The Deer Is More Than Just A Symbol Of Longevity

The deer is one of those animals in feng shui that quietly goes about it own business while most of the attention and adulation goes to the more popular symbols like dragons, phoenix and tiger.

While there is a distinct difference between deers and goats, some people still knowingly equate the two as being similar in symbolism. The same can be said with antelopes, moose and yaks.

The deer is known for it’s speed, light-footedness, endurance and a long lifespan.

The last point is still up to debate as while deers can often live to over 20 years, that is a drop in the ocean when we compare that to tortoises and macaws.

It is probably due to this confusion that the deer is not as loved by the masses as birds and fishes like eagles and arowanas.

Whatever the case, the deer is a known symbol representing aspects of longevity in feng shui.

Legend of the deer

Legend has it that there were 3 variants of the longevity deer. The are of 3 colors of gray, white and black. Having lifespans of 1,000 years, 1,500 years and 2,000 years respectively.

The white deer in particular, was believed to make an appearance during periods of peace and prosperity.

The deer features in many traditional folklore, albeit in small roles.

The most prominent of which is it’s association with Shou, the god of longevity who is one of the 3 member of Sanxing, or the Fu Lu Shou.

Another story is about Zhou Yan Zi in a classic tale of filial piety who carries a deer skin on his back so as to get close to packs of deers to milk them to feed his ailing father.

Then there is the story of Jiang Zi Ya. A hero who prefers mounting deers over horses.

However, no matter how engaging these stories are, the deer is almost always depicted to accompany Shou when used in feng shui symbolism.

There’s also one myth that involved Zhang Guo Lao of the 8 immortals.

It’s about Emperor Xuan Zhong of the Tang dynasty who caught a huge deer when hunting game. He decided to consume it in a big feast and invited Zhang. When enjoying the hearty meal, Zhang recognized the venison as belonging to the longevity deer which lives for a thousand years. He then told the tale of emperor Wu Di from the Han dynasty (over 800 years before) who trapped the longevity deer and let it go after securing a copper tag with his imprint on it to one of it’s antlers. Emperor Xuan Zhong then asked for the head of the deer to inspect it and was stunned to learn that the copper tag was still there.

Thus, is it generally known as a longevity symbol even though it also has wealth and prosperity connotations to it.

The chinese word for deer is also a homonym for lu, which means good income.

When depicted in paintings or artwork with people in robes worn by government officials, is signifies a wish for promotions in civil service.


Then there is also the painting of a hundred deers which mean being blessed with abundance.

How the feng shui deer is used

Because of it’s combination symbolism of longevity and wealth, the deer makes a great gift for those who are grinding out their careers for fame and money.

They are especially respectful gifts to government officials or people in high authority as it represents respectful wishes of success and wealth.

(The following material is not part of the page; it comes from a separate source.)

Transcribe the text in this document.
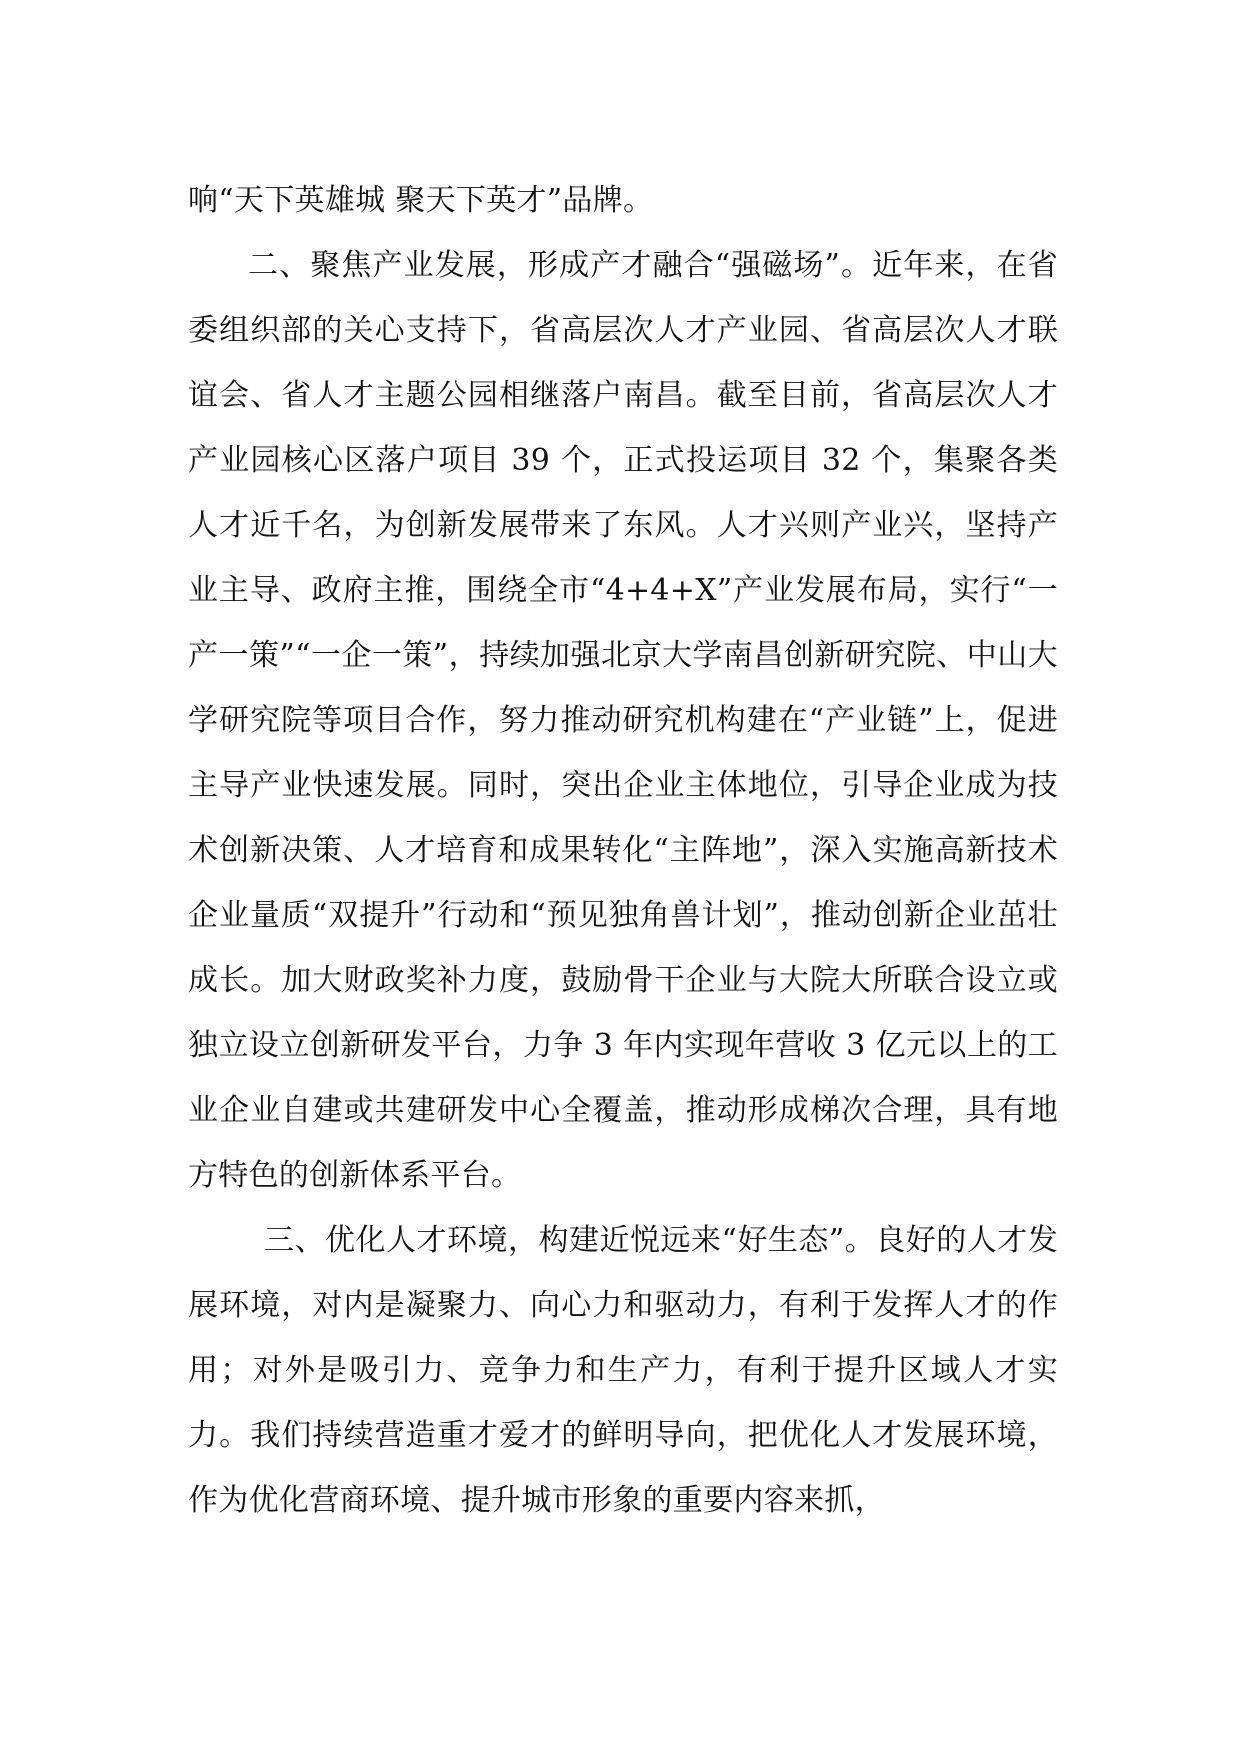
响“天下英雄城 聚天下英才”品牌。

二、聚焦产业发展，形成产才融合“强磁场”。近年来，在省委组织部的关心支持下，省高层次人才产业园、省高层次人才联谊会、省人才主题公园相继落户南昌。截至目前，省高层次人才产业园核心区落户项目 39 个，正式投运项目 32 个，集聚各类人才近千名，为创新发展带来了东风。人才兴则产业兴，坚持产业主导、政府主推，围绕全市“4+4+X”产业发展布局，实行“一产一策”“一企一策”，持续加强北京大学南昌创新研究院、中山大学研究院等项目合作，努力推动研究机构建在“产业链”上，促进主导产业快速发展。同时，突出企业主体地位，引导企业成为技术创新决策、人才培育和成果转化“主阵地”，深入实施高新技术企业量质“双提升”行动和“预见独角兽计划”，推动创新企业茁壮成长。加大财政奖补力度，鼓励骨干企业与大院大所联合设立或独立设立创新研发平台，力争 3 年内实现年营收 3 亿元以上的工业企业自建或共建研发中心全覆盖，推动形成梯次合理，具有地方特色的创新体系平台。

三、优化人才环境，构建近悦远来“好生态”。良好的人才发展环境，对内是凝聚力、向心力和驱动力，有利于发挥人才的作用；对外是吸引力、竞争力和生产力，有利于提升区域人才实力。我们持续营造重才爱才的鲜明导向，把优化人才发展环境，作为优化营商环境、提升城市形象的重要内容来抓，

Paintings of the deer can also be an energizer for quick thinking.

It must be noted that deers, especially large ones, can be territorial and moody at times.

In fact, deer attacks on humans are common. They often do this in rearing positions or by stomping.

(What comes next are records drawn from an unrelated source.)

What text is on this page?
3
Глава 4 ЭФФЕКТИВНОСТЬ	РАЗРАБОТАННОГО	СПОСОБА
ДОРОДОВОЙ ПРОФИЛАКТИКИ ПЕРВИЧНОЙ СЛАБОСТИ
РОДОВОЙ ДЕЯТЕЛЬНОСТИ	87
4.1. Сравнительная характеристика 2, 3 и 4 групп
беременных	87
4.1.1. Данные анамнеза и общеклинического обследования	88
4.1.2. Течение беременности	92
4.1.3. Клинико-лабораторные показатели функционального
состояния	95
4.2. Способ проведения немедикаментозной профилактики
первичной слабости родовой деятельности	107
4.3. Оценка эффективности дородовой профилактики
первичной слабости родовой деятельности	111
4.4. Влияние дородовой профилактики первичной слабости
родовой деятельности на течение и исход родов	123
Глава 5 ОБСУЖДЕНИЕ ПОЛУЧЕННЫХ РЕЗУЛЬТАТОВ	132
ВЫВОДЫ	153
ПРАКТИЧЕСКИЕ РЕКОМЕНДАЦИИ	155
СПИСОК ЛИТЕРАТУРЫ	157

So the best pictures or paintings of deers should be those that depict them in a peaceful mood either while grazing or relaxing.

Where they can be placed are the wealth or health corners of the house.

Figurines sometimes have them standing amongst gold ingots and coins. Those are undoubted meant for enhancing wealth luck.

When portrayed with Shou, they are meant for invigorating longevity and placement should be in the health corners like the yien nian location in 8 mansions feng shui.

They can also be place in sectors of the house where there resides a favorable flying mountain star.

In feng shui paintings, especially those of scenery with mountains and rivers, there can often times be 5 deers playing about.

This has significant symbolism to the Chinese in terms of calling for wealth luck.

Because the deer is written as 鹿 in Mandarin and pronounced as lu, it sounds the same as the word 路 which means road.

Wealth gods are often referenced as 五路财神 (wu lu cai shen) representing 5 wealth gods from 5 directions (roads).

Therefore 5 deers is a word play that symbolizes the 5 wealth gods that bring money luck.

Above all else, it is generally agreed that the deer is used in feng shui more for health luck than wealth luck.